Como repensar a história e colocar o Atlântico Sul como norteador de outras narrativas, integradas ao espaço do museu? Na sugestão de Nanette Snoep, o caminho é por meio de um trabalho participativo entre pensadores, técnicos, criadores, artistas, público e curadores para que as referências nas concepções expográficas mudem de foco. “Pouco a pouco, vamos perder a autoridade. Novas histórias e pensamentos vão mudar o processo”. Assim, esse "museu do caos" deverá lidar com práticas cruzadas: de conservação, conversação e experimentação. "É preciso borrar tudo aquilo que define a ideia de museu, criando uma zona de contato". Nanette Snoep propõe um labirinto de pensamentos, com fluidez e flexibilidade.

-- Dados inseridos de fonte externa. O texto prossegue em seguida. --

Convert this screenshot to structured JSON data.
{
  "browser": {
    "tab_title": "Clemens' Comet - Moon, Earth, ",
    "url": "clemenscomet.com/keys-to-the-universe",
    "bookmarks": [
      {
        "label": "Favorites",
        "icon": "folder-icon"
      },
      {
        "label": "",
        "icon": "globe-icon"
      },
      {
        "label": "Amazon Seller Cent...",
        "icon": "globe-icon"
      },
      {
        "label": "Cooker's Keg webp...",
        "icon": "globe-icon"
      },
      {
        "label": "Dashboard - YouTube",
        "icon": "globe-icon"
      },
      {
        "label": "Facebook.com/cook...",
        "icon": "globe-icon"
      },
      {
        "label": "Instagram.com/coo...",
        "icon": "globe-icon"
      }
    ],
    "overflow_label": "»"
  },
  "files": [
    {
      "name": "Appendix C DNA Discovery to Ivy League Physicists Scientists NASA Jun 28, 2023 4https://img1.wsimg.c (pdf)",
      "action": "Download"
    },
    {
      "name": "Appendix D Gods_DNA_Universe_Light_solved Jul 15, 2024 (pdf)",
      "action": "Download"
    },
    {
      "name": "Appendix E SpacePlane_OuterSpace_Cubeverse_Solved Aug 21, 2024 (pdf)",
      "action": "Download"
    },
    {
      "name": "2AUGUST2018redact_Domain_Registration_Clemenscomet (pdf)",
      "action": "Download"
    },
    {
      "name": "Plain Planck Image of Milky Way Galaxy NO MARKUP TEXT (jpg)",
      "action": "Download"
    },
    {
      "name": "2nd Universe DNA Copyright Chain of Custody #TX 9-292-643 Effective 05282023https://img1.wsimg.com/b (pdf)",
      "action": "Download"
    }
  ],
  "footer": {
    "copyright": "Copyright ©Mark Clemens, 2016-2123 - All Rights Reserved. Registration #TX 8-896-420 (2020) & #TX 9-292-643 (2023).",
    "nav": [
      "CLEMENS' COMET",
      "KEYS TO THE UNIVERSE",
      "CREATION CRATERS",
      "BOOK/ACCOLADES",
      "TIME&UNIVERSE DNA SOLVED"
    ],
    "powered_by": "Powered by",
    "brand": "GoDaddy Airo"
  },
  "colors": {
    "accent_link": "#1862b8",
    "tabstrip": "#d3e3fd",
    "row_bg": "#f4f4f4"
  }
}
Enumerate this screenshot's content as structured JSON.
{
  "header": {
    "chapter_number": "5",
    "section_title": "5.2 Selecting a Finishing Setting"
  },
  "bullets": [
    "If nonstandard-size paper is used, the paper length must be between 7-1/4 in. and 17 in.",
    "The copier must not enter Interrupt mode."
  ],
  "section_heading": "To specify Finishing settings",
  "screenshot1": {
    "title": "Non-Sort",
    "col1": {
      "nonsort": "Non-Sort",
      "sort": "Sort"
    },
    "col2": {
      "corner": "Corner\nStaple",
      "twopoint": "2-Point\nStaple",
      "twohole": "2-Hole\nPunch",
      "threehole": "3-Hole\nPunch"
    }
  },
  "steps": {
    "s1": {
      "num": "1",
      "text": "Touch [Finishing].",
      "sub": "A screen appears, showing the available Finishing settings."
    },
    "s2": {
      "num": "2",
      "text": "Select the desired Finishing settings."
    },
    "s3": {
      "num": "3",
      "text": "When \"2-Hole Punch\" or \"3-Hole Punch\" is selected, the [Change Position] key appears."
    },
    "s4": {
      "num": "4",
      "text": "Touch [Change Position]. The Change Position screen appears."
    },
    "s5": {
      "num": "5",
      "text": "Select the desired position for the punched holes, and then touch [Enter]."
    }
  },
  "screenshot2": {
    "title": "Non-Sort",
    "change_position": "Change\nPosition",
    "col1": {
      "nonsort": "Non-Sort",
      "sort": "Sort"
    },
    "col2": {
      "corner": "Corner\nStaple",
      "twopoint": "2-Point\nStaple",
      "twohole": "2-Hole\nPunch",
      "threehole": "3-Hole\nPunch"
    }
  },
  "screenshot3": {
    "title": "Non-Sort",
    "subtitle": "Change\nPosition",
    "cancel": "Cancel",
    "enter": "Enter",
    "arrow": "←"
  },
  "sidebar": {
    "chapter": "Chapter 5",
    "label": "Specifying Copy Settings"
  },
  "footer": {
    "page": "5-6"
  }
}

A narrativa de cacofonia deve ser o princípio de uma estrutura mais próxima do prólogo, que construirá um gabinete de histórias curiosas. "Tentamos integrar histórias pessoais no acervo do museu, sem impedir a criação de um conteúdo permanente".
 
“Rematriar” objetos
 
Nas trocas entre plateia e palestrante, o desafio de lidar criticamente com coleções ganhou novas abordagens, sugeridas pela noção de "rematriar objetos". Esse seria um movimento de devolução daquilo que foi roubado às suas matrizes pela necessidade de fazer circular as histórias dessas pessoas anônimas. Como apontou Bonaventure Ndikung, os humanos têm sido constantemente objetificados. "Como é possível subjetivar esses materiais? São sujeitos com origem e complexidade subjetiva. Os museus não podem mais se dar ao luxo de apresentar acervos que não sejam formados por pessoas", apontou. Nanette contextualizou questões de ordem político-institucional dos países europeus, responsáveis por impedir que esses objetos circulem e contem suas histórias. "Há algumas dificuldades em falarmos, por exemplo, sobre as guerras coloniais. É por isso que, como diretora, não posso simplesmente devolvê-los ao seu lugar de origem, mas acredito que o primeiro passo diz respeito à inclusão das narrativas desses sujeitos”.